Giratina and Groudon stepped inside the Burger King. It was a lively little adaption of the real thing. Furret worked at the counters. Chubby little Starly fed at the tables. Giratina gazed at the gaudy looking green garbage can. " Wow. Who would've thought that a bunch of rhinestones would make a garbage can attractive ? "

Groudon shrugged. " I don't know, but I'm hungry as a Ponyta. "

" Yeah, you have a bottomless stomac- ARCEUS ?! "

She pointed a nail at Arceus, who was with Kyogre. " That slutty whale of a pokemon ! " she fumed. " She knows me and Arceus are a couple ! "

" Yeah, a couple that's been bickering ever since the French Revolution. "

" SHUT THE F--K UP ! "

She threw Groudon into a table that immediately broke under all of that weight and stomped over to where Kyogre was sitting. " Hey, go and sit with your own flippin' boyfriend ! " Giratina hissed.

Kyogre shook her fins. " Look, it's not just the rent money. For the past month, Groudon has been trying to solve stupid mysteries ! "

" Same here ! " Giratina cried. " And it's all over... "

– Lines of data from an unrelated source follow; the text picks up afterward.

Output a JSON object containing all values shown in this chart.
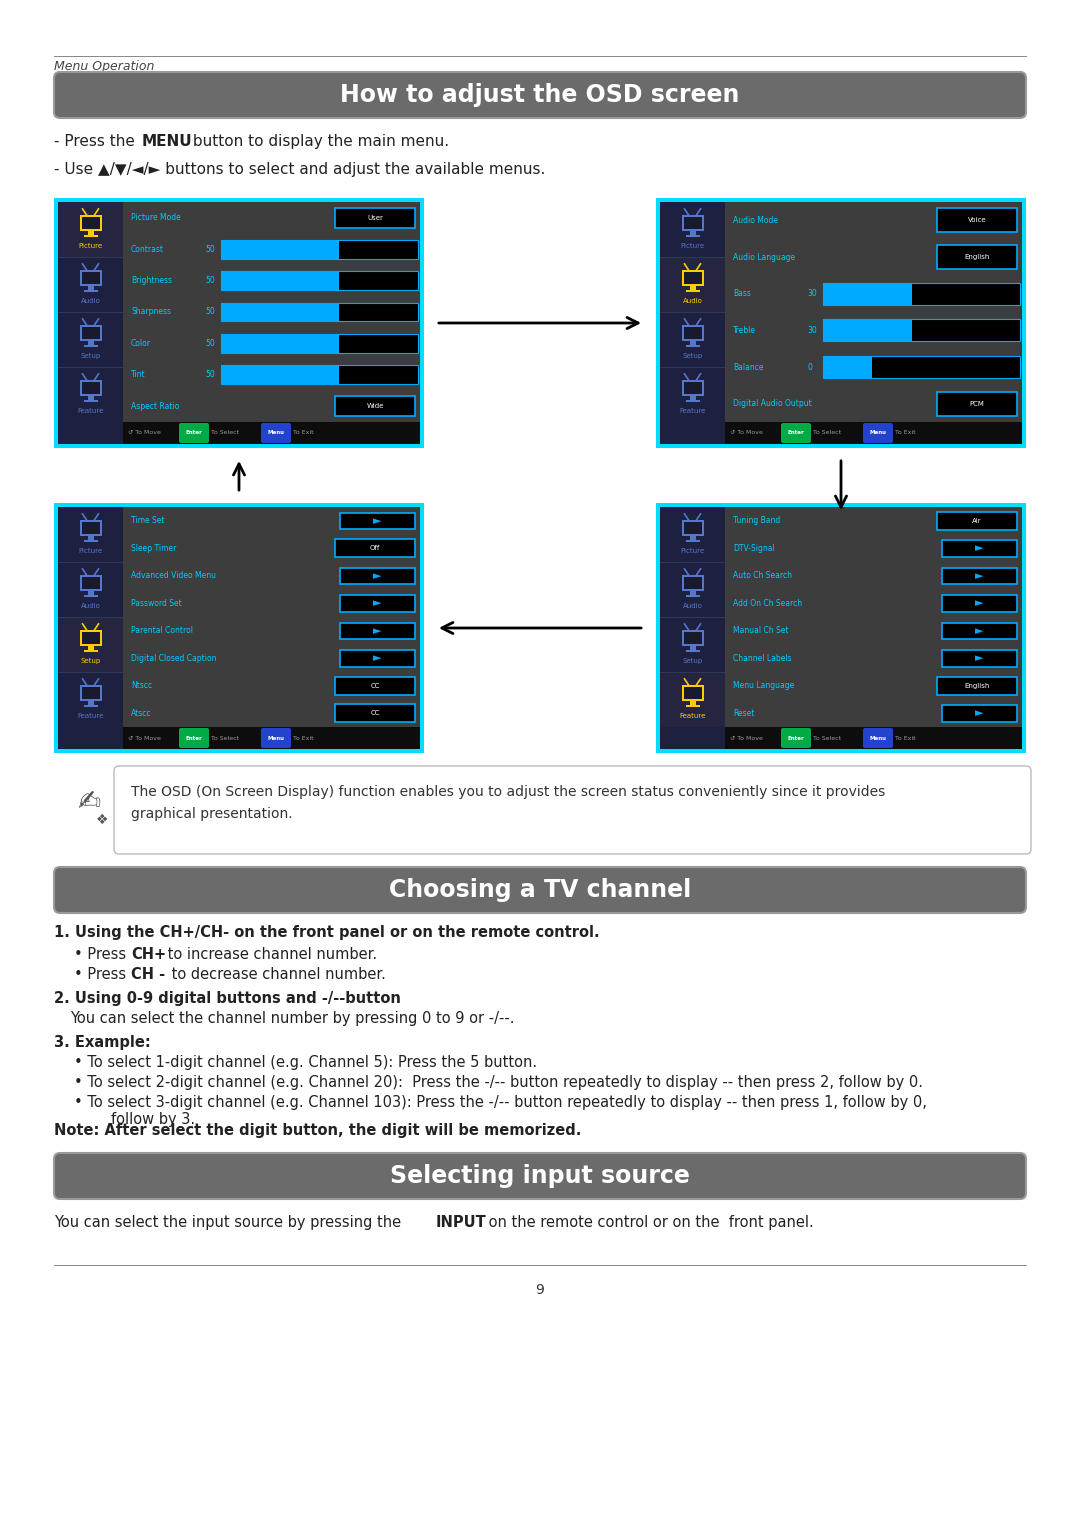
{
  "page_title_header": "Menu Operation",
  "section1_title": "How to adjust the OSD screen",
  "section2_title": "Choosing a TV channel",
  "section3_title": "Selecting input source",
  "osd_note": "The OSD (On Screen Display) function enables you to adjust the screen status conveniently since it provides\ngraphical presentation.",
  "ch1_header": "1. Using the CH+/CH- on the front panel or on the remote control.",
  "ch1_b1": "Press CH+ to increase channel number.",
  "ch1_b2": "Press CH - to decrease channel number.",
  "ch2_header": "2. Using 0-9 digital buttons and -/--button",
  "ch2_text": "You can select the channel number by pressing 0 to 9 or -/--.",
  "ch3_header": "3. Example:",
  "ch3_b1": "To select 1-digit channel (e.g. Channel 5): Press the 5 button.",
  "ch3_b2": "To select 2-digit channel (e.g. Channel 20):  Press the -/-- button repeatedly to display -- then press 2, follow by 0.",
  "ch3_b3": "To select 3-digit channel (e.g. Channel 103): Press the -/-- button repeatedly to display -- then press 1, follow by 0,\n        follow by 3.",
  "ch_note": "Note: After select the digit button, the digit will be memorized.",
  "page_number": "9",
  "bg_color": "#ffffff",
  "section_header_bg": "#6b6b6b",
  "section_header_text": "#ffffff",
  "screen_border": "#00ddff",
  "screen_bg": "#3d3d3d",
  "screen_sidebar_bg": "#1e2040",
  "screen_text_cyan": "#00ccff",
  "screen_bar_cyan": "#00aaff",
  "picture_items": [
    {
      "label": "Picture Mode",
      "value": "User"
    },
    {
      "label": "Contrast",
      "num": "50",
      "bar": true,
      "bar_fill": 0.6
    },
    {
      "label": "Brightness",
      "num": "50",
      "bar": true,
      "bar_fill": 0.6
    },
    {
      "label": "Sharpness",
      "num": "50",
      "bar": true,
      "bar_fill": 0.6
    },
    {
      "label": "Color",
      "num": "50",
      "bar": true,
      "bar_fill": 0.6
    },
    {
      "label": "Tint",
      "num": "50",
      "bar": true,
      "bar_fill": 0.6
    },
    {
      "label": "Aspect Ratio",
      "value": "Wide"
    }
  ],
  "audio_items": [
    {
      "label": "Audio Mode",
      "value": "Voice"
    },
    {
      "label": "Audio Language",
      "value": "English"
    },
    {
      "label": "Bass",
      "num": "30",
      "bar": true,
      "bar_fill": 0.45
    },
    {
      "label": "Treble",
      "num": "30",
      "bar": true,
      "bar_fill": 0.45
    },
    {
      "label": "Balance",
      "num": "0",
      "bar": true,
      "bar_fill": 0.25
    },
    {
      "label": "Digital Audio Output",
      "value": "PCM"
    }
  ],
  "setup_items": [
    {
      "label": "Time Set",
      "arrow": true
    },
    {
      "label": "Sleep Timer",
      "value": "Off"
    },
    {
      "label": "Advanced Video Menu",
      "arrow": true
    },
    {
      "label": "Password Set",
      "arrow": true
    },
    {
      "label": "Parental Control",
      "arrow": true
    },
    {
      "label": "Digital Closed Caption",
      "arrow": true
    },
    {
      "label": "Ntscc",
      "value": "CC"
    },
    {
      "label": "Atscc",
      "value": "CC"
    }
  ],
  "channel_items": [
    {
      "label": "Tuning Band",
      "value": "Air"
    },
    {
      "label": "DTV-Signal",
      "arrow": true
    },
    {
      "label": "Auto Ch Search",
      "arrow": true
    },
    {
      "label": "Add On Ch Search",
      "arrow": true
    },
    {
      "label": "Manual Ch Set",
      "arrow": true
    },
    {
      "label": "Channel Labels",
      "arrow": true
    },
    {
      "label": "Menu Language",
      "value": "English"
    },
    {
      "label": "Reset",
      "arrow": true
    }
  ],
  "sidebar_labels": [
    "Picture",
    "Audio",
    "Setup",
    "Feature"
  ],
  "screen_active_colors": [
    "#ffcc00",
    "#5577cc",
    "#5577cc",
    "#5577cc"
  ],
  "screen_inactive_color": "#5577cc"
}
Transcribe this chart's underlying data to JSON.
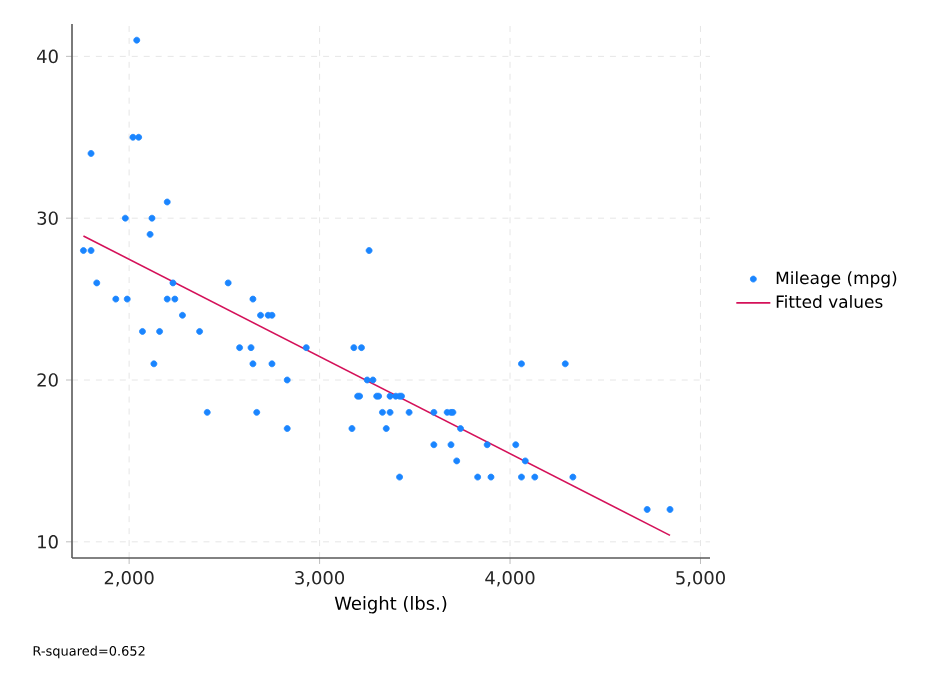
{
  "chart_data": {
    "type": "scatter",
    "xlabel": "Weight (lbs.)",
    "annotations": [
      "R-squared=0.652"
    ],
    "xlim": [
      1700,
      5050
    ],
    "ylim": [
      9,
      42
    ],
    "xticks": [
      {
        "value": 2000,
        "label": "2,000"
      },
      {
        "value": 3000,
        "label": "3,000"
      },
      {
        "value": 4000,
        "label": "4,000"
      },
      {
        "value": 5000,
        "label": "5,000"
      }
    ],
    "yticks": [
      10,
      20,
      30,
      40
    ],
    "grid": true,
    "legend": "right",
    "series": [
      {
        "name": "Mileage (mpg)",
        "marker": "circle",
        "color": "#1a85ff",
        "x": [
          2930,
          3350,
          2640,
          3250,
          4080,
          3670,
          2230,
          3280,
          3880,
          3400,
          4330,
          3900,
          4290,
          2110,
          3690,
          3180,
          3220,
          2750,
          3430,
          2120,
          3600,
          3600,
          3740,
          1800,
          2650,
          4840,
          4720,
          3830,
          2580,
          4060,
          3720,
          3370,
          4130,
          2830,
          4060,
          3310,
          3300,
          3690,
          3370,
          2730,
          4030,
          3260,
          1800,
          2200,
          2520,
          3330,
          3700,
          3470,
          3210,
          3200,
          3420,
          2690,
          2830,
          2070,
          2650,
          2370,
          2020,
          2280,
          2750,
          2130,
          2240,
          1760,
          1980,
          3420,
          1830,
          2050,
          2410,
          2200,
          2670,
          2160,
          2040,
          1930,
          1990,
          3170
        ],
        "values": [
          22,
          17,
          22,
          20,
          15,
          18,
          26,
          20,
          16,
          19,
          14,
          14,
          21,
          29,
          16,
          22,
          22,
          24,
          19,
          30,
          18,
          16,
          17,
          28,
          21,
          12,
          12,
          14,
          22,
          14,
          15,
          18,
          14,
          20,
          21,
          19,
          19,
          18,
          19,
          24,
          16,
          28,
          34,
          25,
          26,
          18,
          18,
          18,
          19,
          19,
          19,
          24,
          17,
          23,
          25,
          23,
          35,
          24,
          21,
          21,
          25,
          28,
          30,
          14,
          26,
          35,
          18,
          31,
          18,
          23,
          41,
          25,
          25,
          17
        ]
      },
      {
        "name": "Fitted values",
        "type": "line",
        "marker": "none",
        "line_style": "solid",
        "color": "#d41159",
        "x": [
          1760,
          4840
        ],
        "values": [
          28.9,
          10.4
        ]
      }
    ]
  }
}
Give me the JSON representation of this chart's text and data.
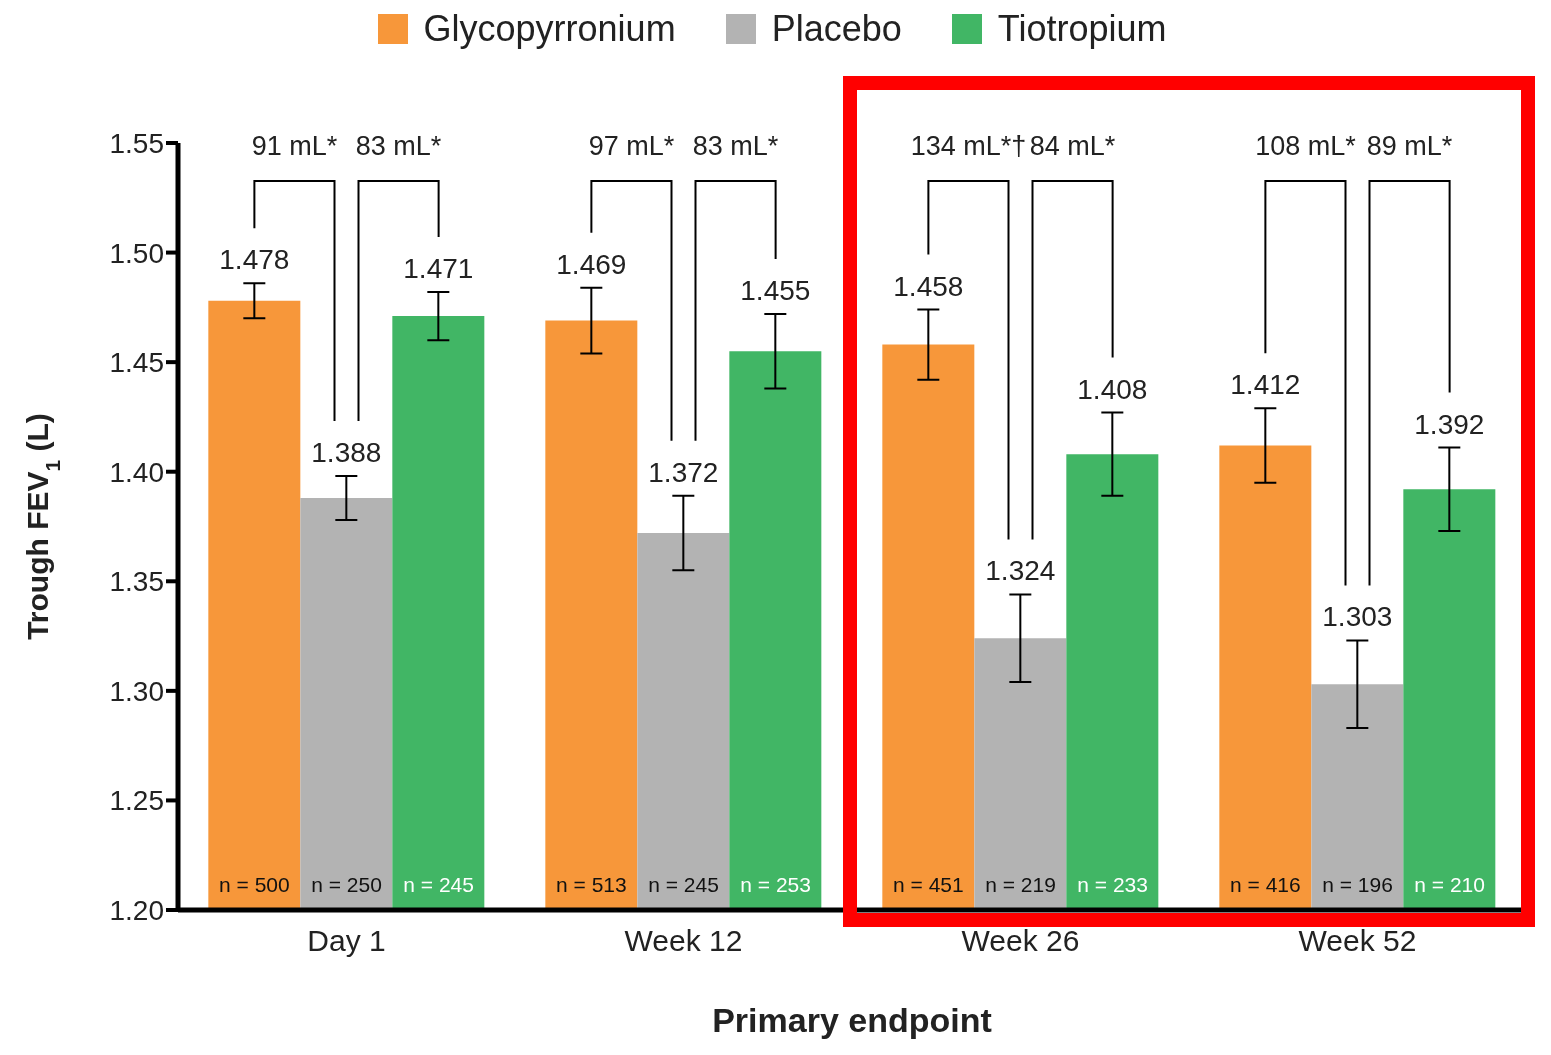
{
  "chart_data": {
    "type": "bar",
    "xlabel": "Primary endpoint",
    "ylabel": "Trough FEV$_{1}$ (L)",
    "categories": [
      "Day 1",
      "Week 12",
      "Week 26",
      "Week 52"
    ],
    "series": [
      {
        "name": "Glycopyrronium",
        "color": "#f7973a",
        "values": [
          1.478,
          1.469,
          1.458,
          1.412
        ],
        "errors": [
          0.008,
          0.015,
          0.016,
          0.017
        ]
      },
      {
        "name": "Placebo",
        "color": "#b3b3b3",
        "values": [
          1.388,
          1.372,
          1.324,
          1.303
        ],
        "errors": [
          0.01,
          0.017,
          0.02,
          0.02
        ]
      },
      {
        "name": "Tiotropium",
        "color": "#41b665",
        "values": [
          1.471,
          1.455,
          1.408,
          1.392
        ],
        "errors": [
          0.011,
          0.017,
          0.019,
          0.019
        ]
      }
    ],
    "ylim": [
      1.2,
      1.55
    ],
    "yticks": [
      {
        "value": 1.2,
        "label": "1.20"
      },
      1.25,
      {
        "value": 1.3,
        "label": "1.30"
      },
      1.35,
      {
        "value": 1.4,
        "label": "1.40"
      },
      1.45,
      {
        "value": 1.5,
        "label": "1.50"
      },
      1.55
    ],
    "data_labels": true,
    "legend": "top",
    "grid": false,
    "annotations": [
      "91 mL*",
      "83 mL*",
      "97 mL*",
      "83 mL*",
      "134 mL*†",
      "84 mL*",
      "108 mL*",
      "89 mL*",
      "n = 500",
      "n = 250",
      "n = 245",
      "n = 513",
      "n = 245",
      "n = 253",
      "n = 451",
      "n = 219",
      "n = 233",
      "n = 416",
      "n = 196",
      "n = 210"
    ]
  }
}
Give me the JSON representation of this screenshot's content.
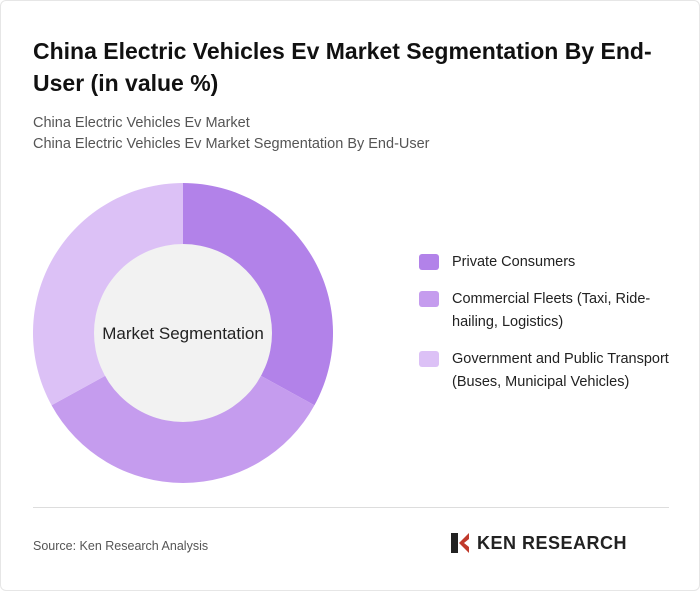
{
  "title": "China Electric Vehicles Ev Market Segmentation By End-User (in value %)",
  "subtitle_1": "China Electric Vehicles Ev Market",
  "subtitle_2": "China Electric Vehicles Ev Market Segmentation By End-User",
  "chart_data": {
    "type": "pie",
    "variant": "donut",
    "center_label": "Market Segmentation",
    "categories": [
      "Private Consumers",
      "Commercial Fleets (Taxi, Ride-hailing, Logistics)",
      "Government and Public Transport (Buses, Municipal Vehicles)"
    ],
    "values": [
      33,
      34,
      33
    ],
    "colors": [
      "#b282e9",
      "#c59cee",
      "#dcc1f6"
    ],
    "legend_position": "right"
  },
  "source": "Source: Ken Research Analysis",
  "logo_text": "KEN RESEARCH"
}
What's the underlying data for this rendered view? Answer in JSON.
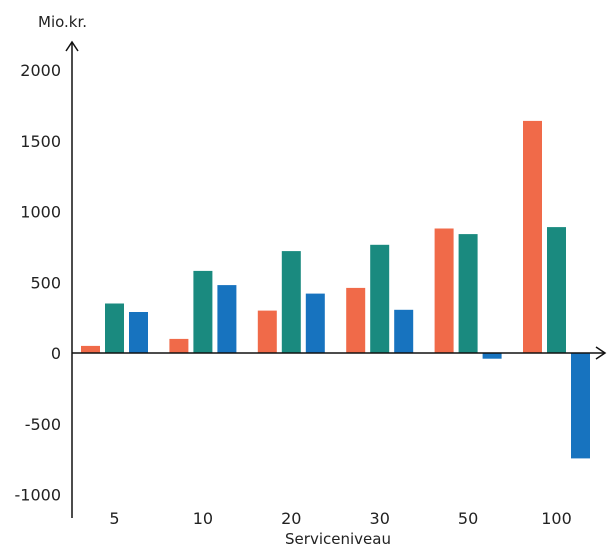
{
  "chart_data": {
    "type": "bar",
    "ylabel": "Mio.kr.",
    "xlabel": "Serviceniveau",
    "ylim": [
      -1000,
      2000
    ],
    "yticks": [
      2000,
      1500,
      1000,
      500,
      0,
      -500,
      -1000
    ],
    "categories": [
      "5",
      "10",
      "20",
      "30",
      "50",
      "100"
    ],
    "grid": false,
    "legend": "none",
    "series": [
      {
        "color": "#f06a49",
        "values": [
          50,
          100,
          300,
          460,
          880,
          1640
        ]
      },
      {
        "color": "#1a8a7f",
        "values": [
          350,
          580,
          720,
          765,
          840,
          890
        ]
      },
      {
        "color": "#1773bf",
        "values": [
          290,
          480,
          420,
          305,
          -40,
          -745
        ]
      }
    ]
  }
}
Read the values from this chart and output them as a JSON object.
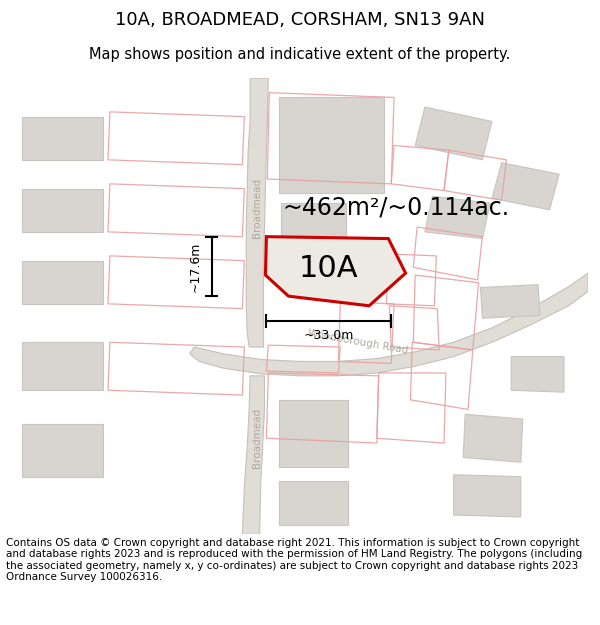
{
  "title": "10A, BROADMEAD, CORSHAM, SN13 9AN",
  "subtitle": "Map shows position and indicative extent of the property.",
  "footer": "Contains OS data © Crown copyright and database right 2021. This information is subject to Crown copyright and database rights 2023 and is reproduced with the permission of HM Land Registry. The polygons (including the associated geometry, namely x, y co-ordinates) are subject to Crown copyright and database rights 2023 Ordnance Survey 100026316.",
  "area_label": "~462m²/~0.114ac.",
  "plot_label": "10A",
  "width_label": "~33.0m",
  "height_label": "~17.6m",
  "map_bg": "#f0ede8",
  "road_fill": "#e8e4de",
  "road_edge": "#e8c8c8",
  "plot_outline_color": "#e8a0a0",
  "building_color": "#d8d5d0",
  "building_edge": "#c8c5c0",
  "plot_fill": "#ede9e4",
  "plot_edge": "#cc0000",
  "road_label_color": "#b0a8a0",
  "title_fontsize": 13,
  "subtitle_fontsize": 10.5,
  "footer_fontsize": 7.5,
  "area_fontsize": 17,
  "plot_id_fontsize": 22,
  "dim_fontsize": 9
}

" That he thinks that Pepsi and Coca-Cola taste the same ! " both women legendaries exclaimed.

Kyogre sweatdropped. " Wow. I am so sorry. I didn't know. "

Giratina nodded. " And I'm sorry that I gave Groudon a concussion. "

Groudon turned his head to a Linoone. " Are you my mommy ? "

" He'll be fine, " Kyogre muttered. " Okay. We should be going now. Hope you have better outcomes with Arceus in the future. "

" Hey ! I'm right here ! " Arceus grumbled.

" Trust me, I will. "

Kyogre nodded as she shoved Groudon out the door with a side order of Whoppers. Giratina gave a sly grin at Arceus. " Okay, Mr. Creator of Pokemon. I have a mystery for you that's simple. "

" The grandfather paradox ? " Arceus asked, scratching his ears.

" No. What costs ten dollars and a couple of bouts of affection ? "

" Chicken ? "

T.T " No. Our date. "

" Oh...ohhhhh. "

And so Arceus finished his unsolved mysteries with a Whopper (or several).